"Your husband's a brooder, and brooders brood." Thus did 'Downton Abbey's Mr Bates attempt to assuage poor Anna's tears about their fractured vase of a marriage, even as they decided to have just one evening out where they didn't think about it, ie sat down to dinner in a posh joint, and spent the whole time talking about nothing else.
A romance-restoring dinner out for Anna and Mr Bates
Never mind that, though, because upstairs it was time for another script development, I mean birthday party, for some reason organised by young flighty cousin Rose, which meant - get the smelling salts - a band in the house, led by a man far happier with his status than boring Branson, I'm sad to say. STILL going on about not fitting in at Downton, even though he spends his time lying in the nursery, playing with his bub, dining or wandering around the estate. Not a bad life, all told. Can he ship out or shut up already?

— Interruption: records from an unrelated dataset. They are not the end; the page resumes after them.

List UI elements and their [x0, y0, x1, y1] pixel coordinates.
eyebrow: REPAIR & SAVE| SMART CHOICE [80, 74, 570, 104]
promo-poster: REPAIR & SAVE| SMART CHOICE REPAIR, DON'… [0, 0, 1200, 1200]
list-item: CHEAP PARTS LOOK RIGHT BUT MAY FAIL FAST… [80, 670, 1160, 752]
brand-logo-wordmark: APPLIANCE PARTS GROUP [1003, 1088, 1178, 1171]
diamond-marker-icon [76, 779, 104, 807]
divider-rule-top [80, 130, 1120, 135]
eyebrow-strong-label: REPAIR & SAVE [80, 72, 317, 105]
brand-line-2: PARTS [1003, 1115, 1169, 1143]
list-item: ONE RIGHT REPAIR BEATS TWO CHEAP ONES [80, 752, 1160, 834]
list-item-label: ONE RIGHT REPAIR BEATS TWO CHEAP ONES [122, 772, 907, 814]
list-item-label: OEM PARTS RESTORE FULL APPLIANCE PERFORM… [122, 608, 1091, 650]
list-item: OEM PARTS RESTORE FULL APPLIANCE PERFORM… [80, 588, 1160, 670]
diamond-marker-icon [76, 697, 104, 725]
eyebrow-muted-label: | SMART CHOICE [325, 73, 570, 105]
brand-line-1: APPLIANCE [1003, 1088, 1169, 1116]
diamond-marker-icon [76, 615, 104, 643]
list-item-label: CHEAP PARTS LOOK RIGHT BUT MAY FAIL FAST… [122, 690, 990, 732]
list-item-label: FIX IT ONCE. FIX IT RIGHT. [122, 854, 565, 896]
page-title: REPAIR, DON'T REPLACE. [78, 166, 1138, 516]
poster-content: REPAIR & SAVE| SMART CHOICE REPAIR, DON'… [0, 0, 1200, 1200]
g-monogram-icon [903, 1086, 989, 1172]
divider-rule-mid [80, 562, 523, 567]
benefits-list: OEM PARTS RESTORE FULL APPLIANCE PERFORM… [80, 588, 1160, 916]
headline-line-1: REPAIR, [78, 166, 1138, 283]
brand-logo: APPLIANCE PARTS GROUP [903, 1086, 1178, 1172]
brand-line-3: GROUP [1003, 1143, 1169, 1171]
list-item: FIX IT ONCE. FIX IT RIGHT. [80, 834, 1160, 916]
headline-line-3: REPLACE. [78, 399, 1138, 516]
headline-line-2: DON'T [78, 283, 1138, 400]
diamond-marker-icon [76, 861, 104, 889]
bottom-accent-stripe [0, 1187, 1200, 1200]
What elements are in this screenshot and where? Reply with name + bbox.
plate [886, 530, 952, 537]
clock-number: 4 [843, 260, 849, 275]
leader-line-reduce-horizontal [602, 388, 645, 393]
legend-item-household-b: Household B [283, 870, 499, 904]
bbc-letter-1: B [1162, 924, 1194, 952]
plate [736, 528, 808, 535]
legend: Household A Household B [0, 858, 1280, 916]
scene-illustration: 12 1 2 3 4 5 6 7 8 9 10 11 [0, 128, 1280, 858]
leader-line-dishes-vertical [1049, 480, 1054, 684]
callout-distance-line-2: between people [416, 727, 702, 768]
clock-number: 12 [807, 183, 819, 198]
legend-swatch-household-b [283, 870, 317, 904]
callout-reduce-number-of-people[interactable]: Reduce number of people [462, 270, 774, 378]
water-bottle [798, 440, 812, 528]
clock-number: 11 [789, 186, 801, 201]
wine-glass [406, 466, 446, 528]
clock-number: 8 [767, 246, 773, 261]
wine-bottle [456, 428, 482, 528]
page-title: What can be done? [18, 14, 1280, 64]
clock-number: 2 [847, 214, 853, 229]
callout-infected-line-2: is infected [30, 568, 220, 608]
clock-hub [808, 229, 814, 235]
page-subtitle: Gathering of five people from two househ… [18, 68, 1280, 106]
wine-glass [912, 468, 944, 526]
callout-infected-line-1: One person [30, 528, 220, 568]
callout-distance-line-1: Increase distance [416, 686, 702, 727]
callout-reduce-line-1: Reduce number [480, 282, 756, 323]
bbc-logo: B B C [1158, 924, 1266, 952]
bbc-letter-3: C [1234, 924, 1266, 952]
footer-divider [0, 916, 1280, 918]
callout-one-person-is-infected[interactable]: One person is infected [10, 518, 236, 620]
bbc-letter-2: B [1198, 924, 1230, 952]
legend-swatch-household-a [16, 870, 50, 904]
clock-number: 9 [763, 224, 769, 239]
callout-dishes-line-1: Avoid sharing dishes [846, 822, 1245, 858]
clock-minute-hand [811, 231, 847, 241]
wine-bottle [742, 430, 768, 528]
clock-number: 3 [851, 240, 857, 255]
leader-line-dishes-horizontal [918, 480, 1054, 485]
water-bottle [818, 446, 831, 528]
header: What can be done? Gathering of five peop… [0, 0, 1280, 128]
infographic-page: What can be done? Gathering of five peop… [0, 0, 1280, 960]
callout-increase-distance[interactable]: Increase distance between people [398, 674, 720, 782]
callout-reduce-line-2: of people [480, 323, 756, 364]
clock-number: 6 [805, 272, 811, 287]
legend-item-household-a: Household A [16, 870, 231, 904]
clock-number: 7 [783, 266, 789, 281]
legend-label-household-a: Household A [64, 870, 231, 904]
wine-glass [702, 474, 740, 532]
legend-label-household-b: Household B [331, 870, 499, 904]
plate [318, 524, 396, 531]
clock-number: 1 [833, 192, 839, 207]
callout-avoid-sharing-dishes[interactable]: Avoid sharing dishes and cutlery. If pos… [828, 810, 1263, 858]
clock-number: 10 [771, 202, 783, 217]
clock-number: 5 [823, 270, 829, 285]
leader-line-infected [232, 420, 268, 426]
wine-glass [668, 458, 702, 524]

Bandleader Jack Ross (Gary Carr)'s arrival at Downton caused the fur to fly upstairs and downstairs
Sadness in one corner of the room, though, as Edith continued to ponder the whereabouts of the absent Michael - surely not another jilting? Not when her stakes just got dramatically higher, in a deft touch by Julian Fellowes - so far, Edith winning the war of the sisters, with Mary stuck between pillar and post of possible suitors/tax inspectors. Something tells me the one disapproving of her may yet be the one to win fair hand. Mr Darcy/Elizabeth, anyone?
Lady Edith has a lot on her mind... and a dramatic storyline brewing nicely
Despite all this, the only real adventure this week came in the attempts of Mrs Crawley and the Countess Dowager to out-do each other. Cue jaunty music. Perhaps it's time they had their own spin-off series, possibly with a detective element. You heard it here first.